Pflegebedürftig sind Personen, die wegen einer körperlichen, geistigen, seelischen Krankheit
oder Behinderung auf Dauer (vorrausichtlich mind. 6 Monate) in erheblichen oder höheren
Maße Hilfe bei den ATL´s bedürfen
4 Bereiche
Körperpflege
Ernährung
Mobilität
Hauswirtschaftliche Versorg.
Feststellung der Pflegebedürftigkeit
-
Antrag bei Pflegekasse, bei der der Pflegebedürftige versichert ist
Antragsformulare werden zugeschickt
Leistungen werden ab Antragsstellung gewährt
Besuch vom MDK (Termin) beim Antragsteller zu Hause oder im Pflegeheim
Termin gut vorbereiten z.

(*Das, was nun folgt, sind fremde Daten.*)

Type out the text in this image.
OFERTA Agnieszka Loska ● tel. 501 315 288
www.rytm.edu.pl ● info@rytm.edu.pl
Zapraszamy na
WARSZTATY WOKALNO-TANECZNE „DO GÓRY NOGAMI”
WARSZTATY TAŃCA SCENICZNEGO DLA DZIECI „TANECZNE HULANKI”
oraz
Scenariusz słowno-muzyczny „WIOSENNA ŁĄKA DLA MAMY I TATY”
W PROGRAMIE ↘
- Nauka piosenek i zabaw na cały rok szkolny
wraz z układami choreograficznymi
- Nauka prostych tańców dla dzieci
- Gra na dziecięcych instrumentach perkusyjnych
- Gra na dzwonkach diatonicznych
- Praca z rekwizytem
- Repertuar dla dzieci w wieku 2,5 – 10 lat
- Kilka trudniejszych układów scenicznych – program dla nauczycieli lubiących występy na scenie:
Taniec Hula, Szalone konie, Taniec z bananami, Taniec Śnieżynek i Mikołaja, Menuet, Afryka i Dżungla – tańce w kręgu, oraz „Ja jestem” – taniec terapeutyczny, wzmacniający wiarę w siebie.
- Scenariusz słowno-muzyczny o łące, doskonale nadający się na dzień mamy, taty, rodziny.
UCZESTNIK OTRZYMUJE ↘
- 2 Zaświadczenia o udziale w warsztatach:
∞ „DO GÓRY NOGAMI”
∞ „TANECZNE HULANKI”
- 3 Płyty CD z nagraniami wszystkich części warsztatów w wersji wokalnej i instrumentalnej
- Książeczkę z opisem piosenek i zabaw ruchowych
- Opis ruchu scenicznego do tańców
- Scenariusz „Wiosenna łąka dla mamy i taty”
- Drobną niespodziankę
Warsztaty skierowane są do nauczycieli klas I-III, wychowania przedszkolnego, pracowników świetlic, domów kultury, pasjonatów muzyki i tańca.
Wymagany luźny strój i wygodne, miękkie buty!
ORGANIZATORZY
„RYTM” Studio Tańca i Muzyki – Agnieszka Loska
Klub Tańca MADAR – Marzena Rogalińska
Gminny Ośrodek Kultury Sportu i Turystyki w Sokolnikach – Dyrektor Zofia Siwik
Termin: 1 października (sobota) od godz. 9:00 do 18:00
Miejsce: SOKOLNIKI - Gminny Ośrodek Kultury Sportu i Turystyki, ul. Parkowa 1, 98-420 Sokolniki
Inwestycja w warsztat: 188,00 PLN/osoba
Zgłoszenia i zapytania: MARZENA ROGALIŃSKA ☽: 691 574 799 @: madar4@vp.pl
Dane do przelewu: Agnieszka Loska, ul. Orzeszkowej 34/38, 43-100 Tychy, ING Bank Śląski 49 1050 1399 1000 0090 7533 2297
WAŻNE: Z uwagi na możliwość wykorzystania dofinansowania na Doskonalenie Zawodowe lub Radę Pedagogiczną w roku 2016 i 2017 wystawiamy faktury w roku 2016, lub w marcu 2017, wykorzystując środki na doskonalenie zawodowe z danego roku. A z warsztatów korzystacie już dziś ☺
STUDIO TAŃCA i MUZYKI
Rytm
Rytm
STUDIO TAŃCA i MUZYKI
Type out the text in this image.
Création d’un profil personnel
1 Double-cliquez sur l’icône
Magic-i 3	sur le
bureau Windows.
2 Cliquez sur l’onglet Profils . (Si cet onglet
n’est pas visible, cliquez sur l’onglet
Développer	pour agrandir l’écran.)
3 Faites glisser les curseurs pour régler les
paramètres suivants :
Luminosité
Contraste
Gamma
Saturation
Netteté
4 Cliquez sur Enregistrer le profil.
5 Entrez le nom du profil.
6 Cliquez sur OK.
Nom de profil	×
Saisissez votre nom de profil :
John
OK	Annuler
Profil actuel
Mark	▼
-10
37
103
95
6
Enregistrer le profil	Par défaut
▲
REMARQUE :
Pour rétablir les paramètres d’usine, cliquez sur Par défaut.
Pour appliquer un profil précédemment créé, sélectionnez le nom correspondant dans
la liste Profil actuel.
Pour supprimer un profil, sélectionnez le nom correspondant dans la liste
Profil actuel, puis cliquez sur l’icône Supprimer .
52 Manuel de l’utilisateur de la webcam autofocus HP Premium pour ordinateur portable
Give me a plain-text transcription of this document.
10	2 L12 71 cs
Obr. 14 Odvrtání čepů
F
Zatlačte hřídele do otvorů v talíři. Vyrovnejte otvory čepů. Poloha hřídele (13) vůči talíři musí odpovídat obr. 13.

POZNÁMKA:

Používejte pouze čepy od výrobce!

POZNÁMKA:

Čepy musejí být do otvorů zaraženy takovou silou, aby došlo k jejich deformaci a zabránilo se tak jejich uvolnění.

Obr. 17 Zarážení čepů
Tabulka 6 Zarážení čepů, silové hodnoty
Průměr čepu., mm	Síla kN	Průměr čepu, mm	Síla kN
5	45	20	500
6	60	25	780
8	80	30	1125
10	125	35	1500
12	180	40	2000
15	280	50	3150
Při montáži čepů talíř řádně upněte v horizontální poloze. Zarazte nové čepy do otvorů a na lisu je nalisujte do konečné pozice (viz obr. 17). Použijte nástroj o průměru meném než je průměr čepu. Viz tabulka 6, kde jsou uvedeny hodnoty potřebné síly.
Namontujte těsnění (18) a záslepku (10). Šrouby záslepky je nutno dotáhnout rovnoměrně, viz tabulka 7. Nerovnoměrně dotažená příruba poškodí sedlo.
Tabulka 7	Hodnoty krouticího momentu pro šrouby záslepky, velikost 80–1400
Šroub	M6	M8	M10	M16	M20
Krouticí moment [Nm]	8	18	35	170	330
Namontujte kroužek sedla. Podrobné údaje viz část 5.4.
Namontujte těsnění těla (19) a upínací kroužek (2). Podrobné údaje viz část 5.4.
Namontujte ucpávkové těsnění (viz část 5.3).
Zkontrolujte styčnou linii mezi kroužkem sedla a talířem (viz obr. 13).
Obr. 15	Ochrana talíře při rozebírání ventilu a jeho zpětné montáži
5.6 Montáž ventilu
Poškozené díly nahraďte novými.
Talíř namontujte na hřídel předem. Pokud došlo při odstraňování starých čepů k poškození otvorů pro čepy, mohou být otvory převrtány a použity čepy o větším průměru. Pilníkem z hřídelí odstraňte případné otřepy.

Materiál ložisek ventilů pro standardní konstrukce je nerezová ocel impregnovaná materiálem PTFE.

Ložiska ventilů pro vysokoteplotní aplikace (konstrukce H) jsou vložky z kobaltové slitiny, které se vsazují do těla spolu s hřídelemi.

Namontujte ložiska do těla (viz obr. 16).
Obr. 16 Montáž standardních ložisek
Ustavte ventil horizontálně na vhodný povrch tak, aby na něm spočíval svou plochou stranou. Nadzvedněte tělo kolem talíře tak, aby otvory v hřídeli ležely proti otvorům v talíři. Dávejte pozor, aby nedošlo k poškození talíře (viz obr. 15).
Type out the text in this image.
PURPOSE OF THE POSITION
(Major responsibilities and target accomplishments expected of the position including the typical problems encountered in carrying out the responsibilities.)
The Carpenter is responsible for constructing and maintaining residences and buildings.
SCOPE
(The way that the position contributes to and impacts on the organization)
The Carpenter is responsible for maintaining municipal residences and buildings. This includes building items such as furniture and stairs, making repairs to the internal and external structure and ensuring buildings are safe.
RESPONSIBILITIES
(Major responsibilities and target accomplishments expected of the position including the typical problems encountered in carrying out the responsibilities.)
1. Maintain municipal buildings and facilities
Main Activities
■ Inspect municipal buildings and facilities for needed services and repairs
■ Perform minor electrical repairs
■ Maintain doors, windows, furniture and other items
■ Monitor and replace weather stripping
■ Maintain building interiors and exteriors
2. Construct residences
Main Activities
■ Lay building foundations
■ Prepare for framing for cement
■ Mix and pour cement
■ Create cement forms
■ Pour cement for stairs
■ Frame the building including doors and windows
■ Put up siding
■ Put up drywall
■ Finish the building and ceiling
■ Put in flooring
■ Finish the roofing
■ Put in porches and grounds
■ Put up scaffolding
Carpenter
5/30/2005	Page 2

B. Pflegetagebuch schreiben
Aufgrund des Gutachtens vom MDK – Entscheidung ob und in welcher Höhe
Pflegeleistungen gewährt werden
Widerspruchsrecht (1 Monat)
Gesetzliche Rahmenbedingungen
- Leistungen werden mit Krankenkassen, Pflegekassen, Sozialamt (SGB XII), eventuelle
Privatrechnung abgerechnet
1.5.1 Die Pflegestufen
Pflegestufe 1: erheblich pflegebedürftig
- tgl. mindestens 45 Minuten Hilfebedarf bei der Grundpflege in mind. 2
Bereichen
- mehrfach wöchentlich hauswirtschaftliche Versorgung
- Zeitaufwand insgesamt mind. 90 Minuten am Tag
Pflegestufe 2: schwer pflegebedürftig
- tgl. mindestens 2 Stunden Hilfebedarf bei der Grundpflege, davon
mindestens 3 mal täglich
- mehrfach wöchentlich hauswirtschaftliche Versorgung
- Zeitaufwand insgesamt mindestens 3 Stunden am Tag
Pflegestufe 3: schwerst pflegebedürftig
- tgl. rund um die Uhr (auch nachts) mindestens 4 Stunden Hilfebedarf in
allen Bereichen der Grundpflege
- mehrfach wöchentlich hauswirtschaftliche Versorgung
- Zeitaufwand insgesamt mindestens 5 Stunden am Tag
Pflegestufe 3 + (Härtefall): außergewöhnlich hoher Pflegebedarf
- übersteigt erheblich Pflegestufe 3
- übersteigt die Pflegestufe 3 (Zeitaufwand)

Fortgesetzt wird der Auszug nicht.